Fueron juntos al palacio y Bella creyó
morir de alegría encontrando, en la gran sala, a su padre y a toda la
familia pues la majestuosa dama que se le había aparecido en sueños, los
acababa de transportar llevándolos hasta allí.
-Bella –le dijo esta dama, que no era
otra sino un hada muy importante-, estáis recibiendo la recompensa por
vuestra buena conducta, pues habéis elegido la virtud a la belleza y al
ingenio, habiendo tenido el mérito de encontrar todas estas cualidades
reunidas en una misma persona. Os convertiréis en una gran reina y espero
que el trono no destruya nunca la bondad de la que sois poseedora.

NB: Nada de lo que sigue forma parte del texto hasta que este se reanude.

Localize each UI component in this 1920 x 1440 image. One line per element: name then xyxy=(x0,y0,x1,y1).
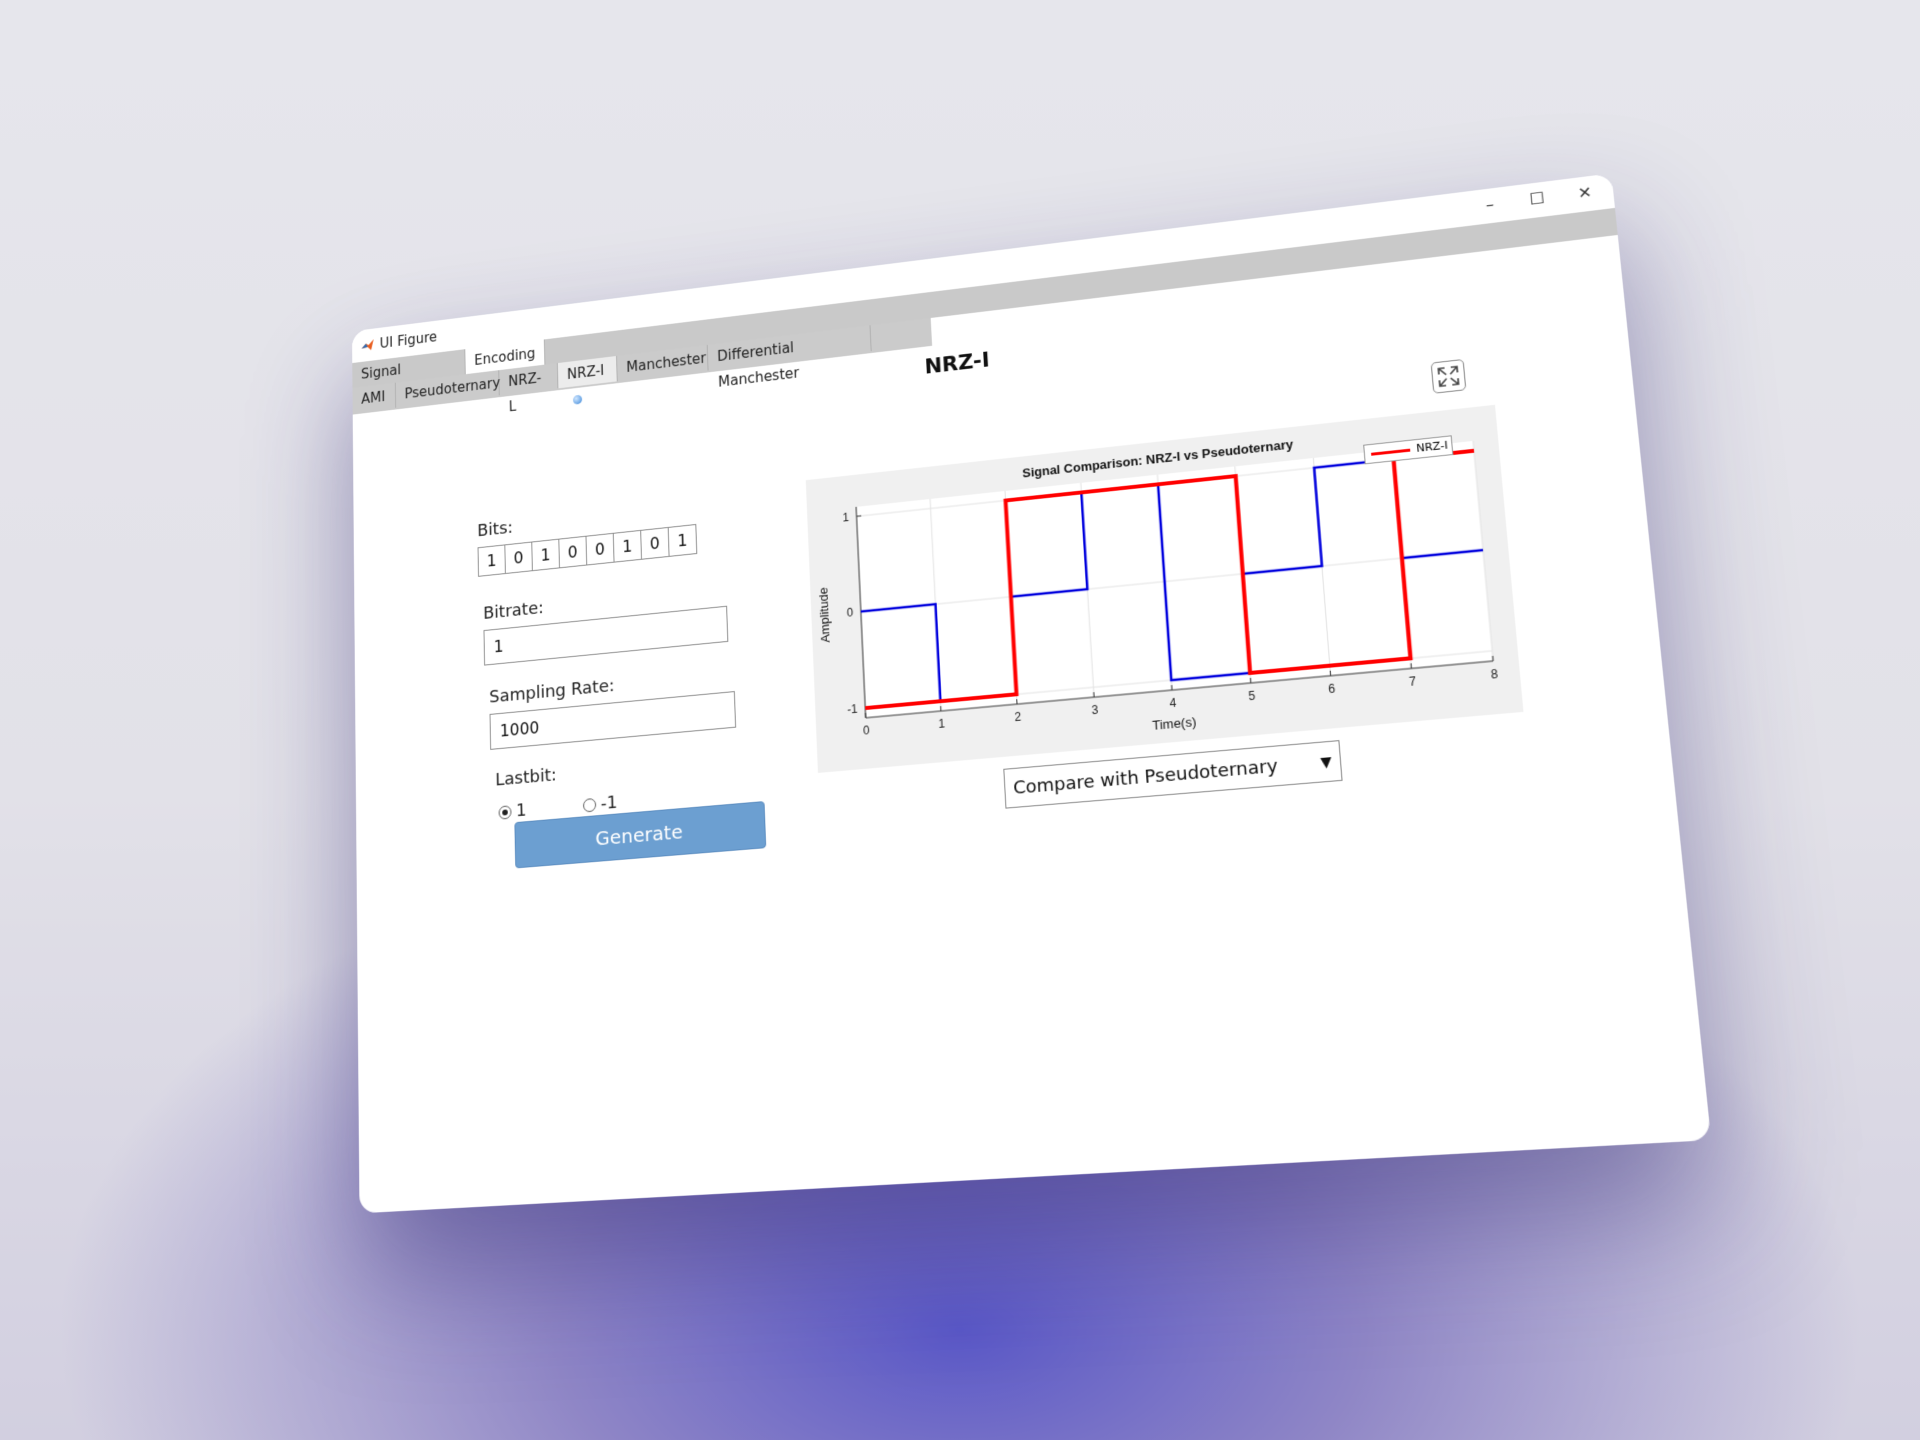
bit-cell[interactable]: 1 xyxy=(667,523,698,557)
maximize-button[interactable]: ☐ xyxy=(1512,182,1562,217)
bit-cell[interactable]: 1 xyxy=(612,529,642,563)
dropdown-arrow-icon: ▼ xyxy=(1319,754,1333,772)
lastbit-option-neg1[interactable]: -1 xyxy=(582,792,618,815)
bits-label: Bits: xyxy=(477,517,514,541)
app-window: UI Figure – ☐ ✕ Signal Conversion Encodi… xyxy=(351,173,1712,1214)
expand-arrows-icon xyxy=(1432,360,1466,393)
close-button[interactable]: ✕ xyxy=(1560,176,1611,211)
legend-label: NRZ-I xyxy=(1415,438,1449,455)
x-tick-label: 3 xyxy=(1091,704,1099,718)
y-tick-label: 1 xyxy=(842,511,849,524)
tab-label: Manchester xyxy=(626,349,707,376)
y-tick-label: -1 xyxy=(847,703,858,717)
x-tick-label: 5 xyxy=(1248,689,1256,703)
expand-icon[interactable] xyxy=(1430,358,1467,394)
matlab-logo-icon xyxy=(361,339,374,352)
x-tick-label: 1 xyxy=(938,717,945,731)
tab-label: NRZ-I xyxy=(566,362,605,383)
desktop-background: UI Figure – ☐ ✕ Signal Conversion Encodi… xyxy=(0,0,1920,1440)
x-tick-label: 2 xyxy=(1014,711,1021,725)
bit-cell[interactable]: 0 xyxy=(504,541,533,575)
y-tick-mark xyxy=(857,516,862,517)
y-tick-label: 0 xyxy=(847,606,854,619)
x-tick-label: 4 xyxy=(1169,697,1177,711)
radio-unselected-icon xyxy=(582,797,597,813)
bitrate-label: Bitrate: xyxy=(483,597,544,624)
bit-cell[interactable]: 0 xyxy=(558,535,588,569)
tab-label: Encoding xyxy=(474,345,536,369)
sampling-rate-label: Sampling Rate: xyxy=(489,675,615,708)
lastbit-label: Lastbit: xyxy=(495,764,557,791)
bit-cell[interactable]: 1 xyxy=(477,544,506,577)
x-tick-label: 7 xyxy=(1408,675,1416,689)
x-tick-label: 0 xyxy=(863,724,870,738)
bit-cell[interactable]: 1 xyxy=(531,538,560,572)
radio-label: -1 xyxy=(600,792,618,814)
bit-cell[interactable]: 0 xyxy=(640,526,670,560)
signal-chart: Signal Comparison: NRZ-I vs Pseudoternar… xyxy=(805,404,1524,773)
generate-button[interactable]: Generate xyxy=(514,801,767,869)
minimize-button[interactable]: – xyxy=(1465,188,1515,222)
radio-selected-icon xyxy=(498,805,512,820)
lastbit-option-1[interactable]: 1 xyxy=(498,800,527,822)
plot-panel: Signal Comparison: NRZ-I vs Pseudoternar… xyxy=(805,404,1524,773)
dropdown-value: Compare with Pseudoternary xyxy=(1012,755,1279,799)
bit-cell[interactable]: 0 xyxy=(585,532,615,566)
window-title: UI Figure xyxy=(379,328,438,352)
tab-ami[interactable]: AMI xyxy=(352,382,397,413)
y-axis-label: Amplitude xyxy=(816,587,833,644)
radio-label: 1 xyxy=(515,800,527,822)
tab-label: AMI xyxy=(361,388,386,408)
legend-swatch xyxy=(1371,448,1411,456)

Y el hada se dirigió entonces a las
hermanas de Bella:
-En cuanto a las dos, ya que conozco
vuestro corazón y toda la malicia que encierra, os convertiré en un par
de estatuas , pero conservando el entendimiento bajo la piedra que os
envolverá. Permaneceréis a la puerta del palacio de vuestra hermana, y
no os impongo otra condena que el de ser testigos de su felicidad. No podréis
regresar a vuestra antigua apariencia hasta que no reconozcáis vuestras
faltas, pero mucho me temo que siempre quedaréis convertidas en estatuas,
pues uno se corrige del orgullo, de la cólera, de la glotonería y de la
pereza, mas constituye una especie de milagro la conversión de un corazón
malvado y envidioso.
En el mismo momento, el hada dio un toque
de varita que transportó a todos aquellos que estaban dentro de la sala,
hasta el reino del príncipe.
Sus súbditos le recibieron gozosos, y él
se casó con Bella, viviendo ambos muchos años en perfecta dicha porque
su matrimonio tenía por fundamento la virtud.